For the transit column, words like away, minutes and street are very generic, so should be dropped along with minutes. 

In [None]:
#drop selected words

desc_freq = ['neighborhood','guest','home','house','seattle','downtown','room', 'kitchen', 'bathroom','bedroom', 'home', 'bed', 'space', 'apartment' ] 
neigh_freq=['guest','home','house','seattle','neighborhood','downtown','nan']
transit_freq=['guest','home','house','seattle','away','minutes','minute','street','nan','downtown']
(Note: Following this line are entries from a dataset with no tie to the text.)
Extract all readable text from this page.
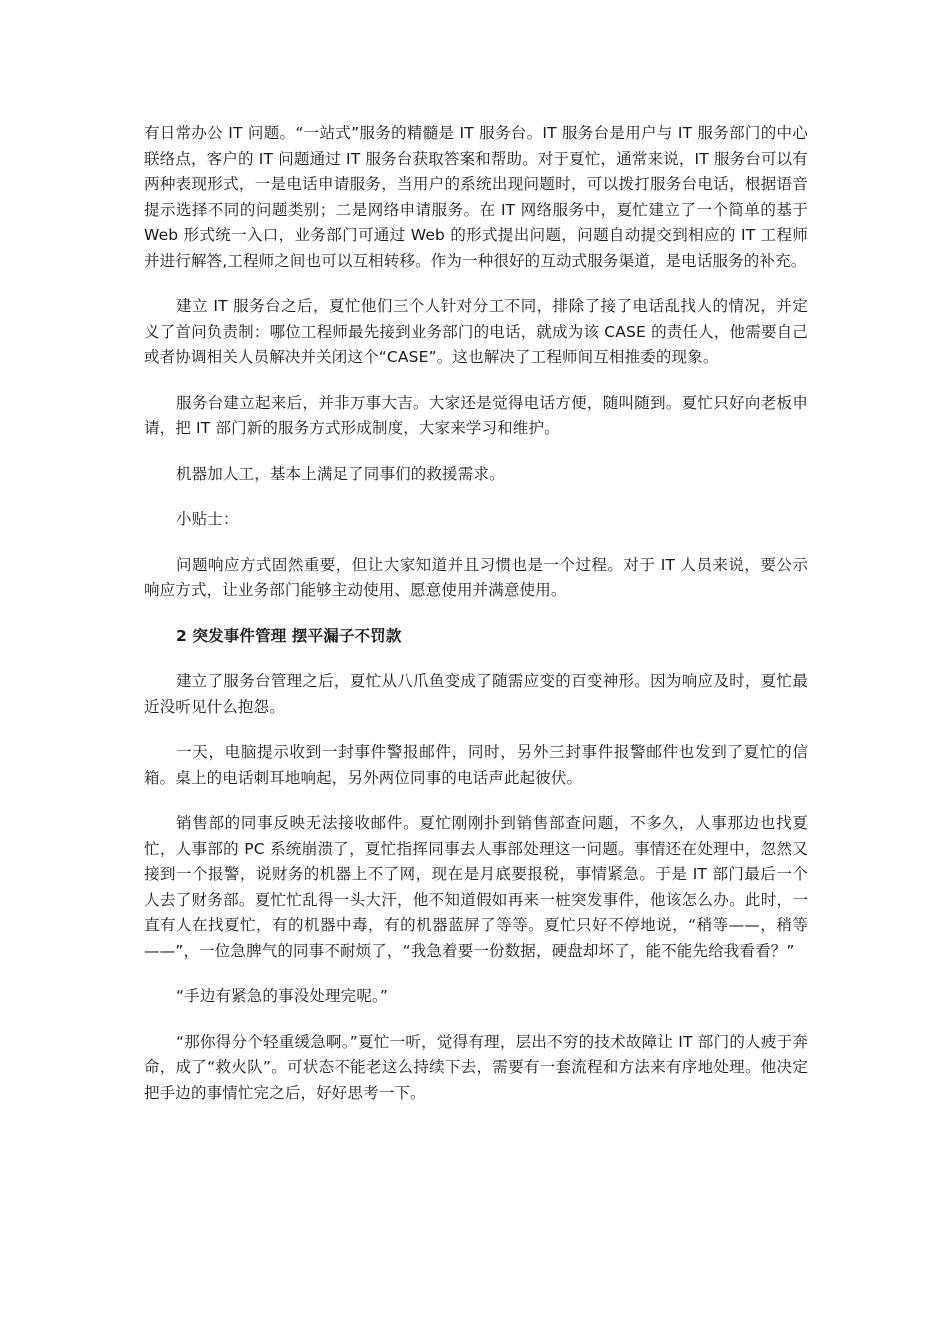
有日常办公 IT 问题。“一站式”服务的精髓是 IT 服务台。IT 服务台是用户与 IT 服务部门的中心联络点，客户的 IT 问题通过 IT 服务台获取答案和帮助。对于夏忙，通常来说，IT 服务台可以有两种表现形式，一是电话申请服务，当用户的系统出现问题时，可以拨打服务台电话，根据语音提示选择不同的问题类别；二是网络申请服务。在 IT 网络服务中，夏忙建立了一个简单的基于 Web 形式统一入口，业务部门可通过 Web 的形式提出问题，问题自动提交到相应的 IT 工程师并进行解答,工程师之间也可以互相转移。作为一种很好的互动式服务渠道，是电话服务的补充。

建立 IT 服务台之后，夏忙他们三个人针对分工不同，排除了接了电话乱找人的情况，并定义了首问负责制：哪位工程师最先接到业务部门的电话，就成为该 CASE 的责任人，他需要自己或者协调相关人员解决并关闭这个“CASE”。这也解决了工程师间互相推委的现象。

服务台建立起来后，并非万事大吉。大家还是觉得电话方便，随叫随到。夏忙只好向老板申请，把 IT 部门新的服务方式形成制度，大家来学习和维护。

机器加人工，基本上满足了同事们的救援需求。

小贴士：

问题响应方式固然重要，但让大家知道并且习惯也是一个过程。对于 IT 人员来说，要公示响应方式，让业务部门能够主动使用、愿意使用并满意使用。

2 突发事件管理 摆平漏子不罚款

建立了服务台管理之后，夏忙从八爪鱼变成了随需应变的百变神形。因为响应及时，夏忙最近没听见什么抱怨。

一天，电脑提示收到一封事件警报邮件，同时，另外三封事件报警邮件也发到了夏忙的信箱。桌上的电话刺耳地响起，另外两位同事的电话声此起彼伏。

销售部的同事反映无法接收邮件。夏忙刚刚扑到销售部查问题，不多久，人事那边也找夏忙，人事部的 PC 系统崩溃了，夏忙指挥同事去人事部处理这一问题。事情还在处理中，忽然又接到一个报警，说财务的机器上不了网，现在是月底要报税，事情紧急。于是 IT 部门最后一个人去了财务部。夏忙忙乱得一头大汗，他不知道假如再来一桩突发事件，他该怎么办。此时，一直有人在找夏忙，有的机器中毒，有的机器蓝屏了等等。夏忙只好不停地说，“稍等——，稍等——”，一位急脾气的同事不耐烦了，“我急着要一份数据，硬盘却坏了，能不能先给我看看？”

“手边有紧急的事没处理完呢。”

“那你得分个轻重缓急啊。”夏忙一听，觉得有理，层出不穷的技术故障让 IT 部门的人疲于奔命，成了“救火队”。可状态不能老这么持续下去，需要有一套流程和方法来有序地处理。他决定把手边的事情忙完之后，好好思考一下。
for x,y in zip([col for col in listings_txt if col.endswith('stop')],[desc_freq,neigh_freq,transit_freq]):
    listings_txt[x] = listings_txt[x].apply(lambda x: " ".join(x for x in x.split() if x not in y))

In [None]:
#5. Rare words removal

#create function for re-use
def rare(col):
    rare = pd.Series(' '.join(listings_txt[col]).split()).value_counts()[-10:]
    return rare

#check rare words
[rare(col) for col in [col for col in listings_txt if col.endswith('stop')]]

#add rare words to lists
desc_rare=[]
neigh_rare=[]
transit_rare=[]

for x,y in zip([col for col in listings_txt if col.endswith('stop')]
               ,[desc_rare,neigh_rare,transit_rare]):
    y=list(rare(x).index)
    
    
#remove rare words
for x,y in zip([col for col in listings_txt if col.endswith('stop')]
               ,[desc_rare,neigh_rare,transit_rare]):
    listings_txt[x] = listings_txt[x].apply(lambda x: " ".join(x for x in x.split() if x not in y))

In [None]:
#Lemmatization
for col in [col for col in listings_txt if col.endswith('stop')]:
    listings_txt[col] = listings_txt[col].apply(lambda x: " ".join([Word(word).lemmatize() for word in x.split()]))
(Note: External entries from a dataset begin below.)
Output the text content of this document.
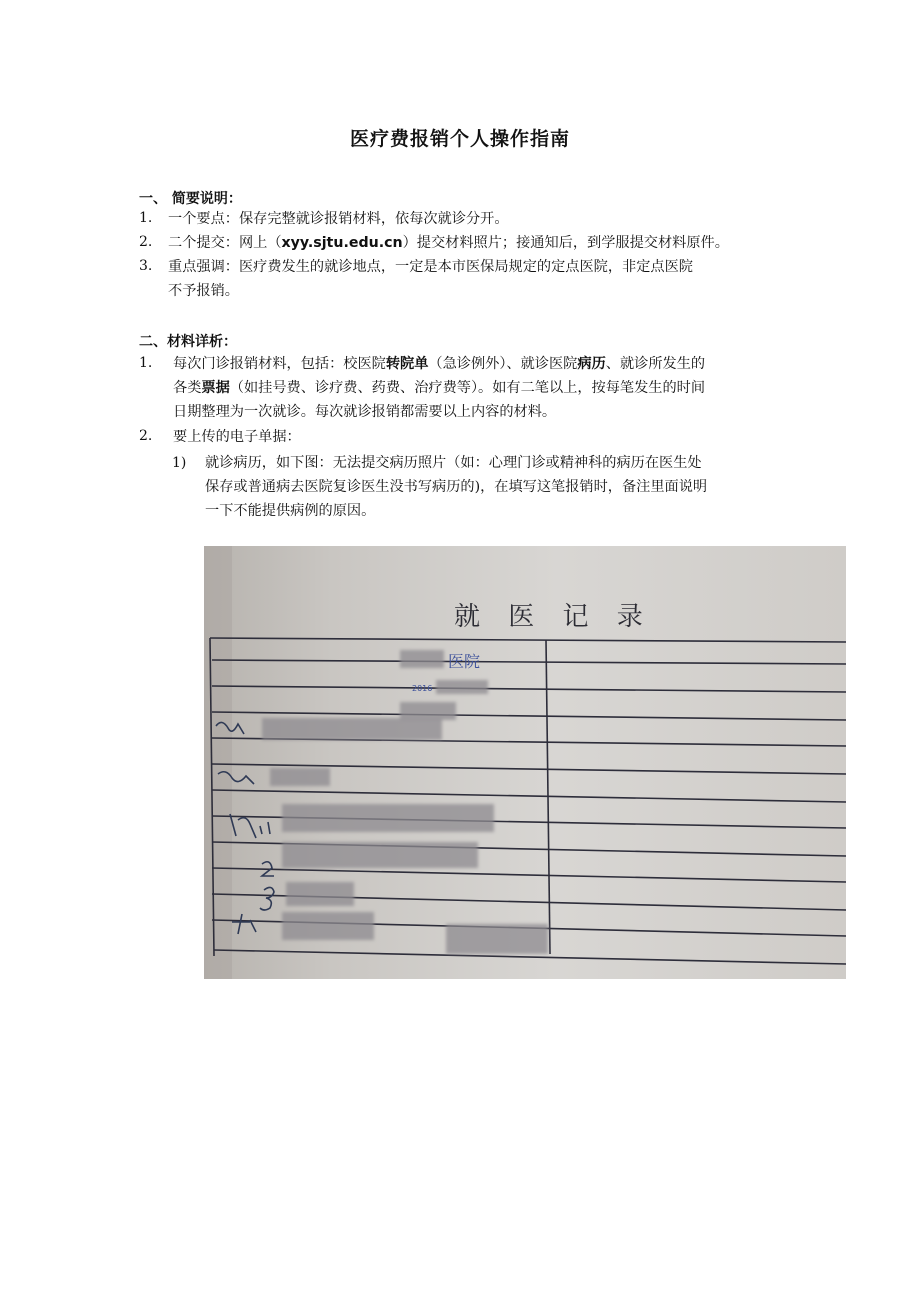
医疗费报销个人操作指南
一、 简要说明：
1. 一个要点：保存完整就诊报销材料，依每次就诊分开。
2. 二个提交：网上（xyy.sjtu.edu.cn）提交材料照片；接通知后，到学服提交材料原件。
3. 重点强调：医疗费发生的就诊地点，一定是本市医保局规定的定点医院，非定点医院
不予报销。
二、材料详析：
1. 每次门诊报销材料，包括：校医院转院单（急诊例外）、就诊医院病历、就诊所发生的
各类票据（如挂号费、诊疗费、药费、治疗费等）。如有二笔以上，按每笔发生的时间
日期整理为一次就诊。每次就诊报销都需要以上内容的材料。
2. 要上传的电子单据：
1) 就诊病历，如下图：无法提交病历照片（如：心理门诊或精神科的病历在医生处
保存或普通病去医院复诊医生没书写病历的)，在填写这笔报销时，备注里面说明
一下不能提供病例的原因。
就 医 记 录
医院
2016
listings_txt=listings_txt[[col for col in listings_txt if col.endswith('stop')]]

from sklearn.feature_extraction.text import CountVectorizer
bow = CountVectorizer(max_features=1000, lowercase=True, ngram_range=(1,1),analyzer = "word")
train_bow = bow.fit_transform(listings_txt)
train_bow

In [3]:
# #convert all 'nan' into np.nan
# listings_txt=listings_txt.replace('nan', np.nan).head(5)

In [None]:
lst1=collections.Counter(" ".join(listings_test["description"].dropna()).split()).most_common(1000)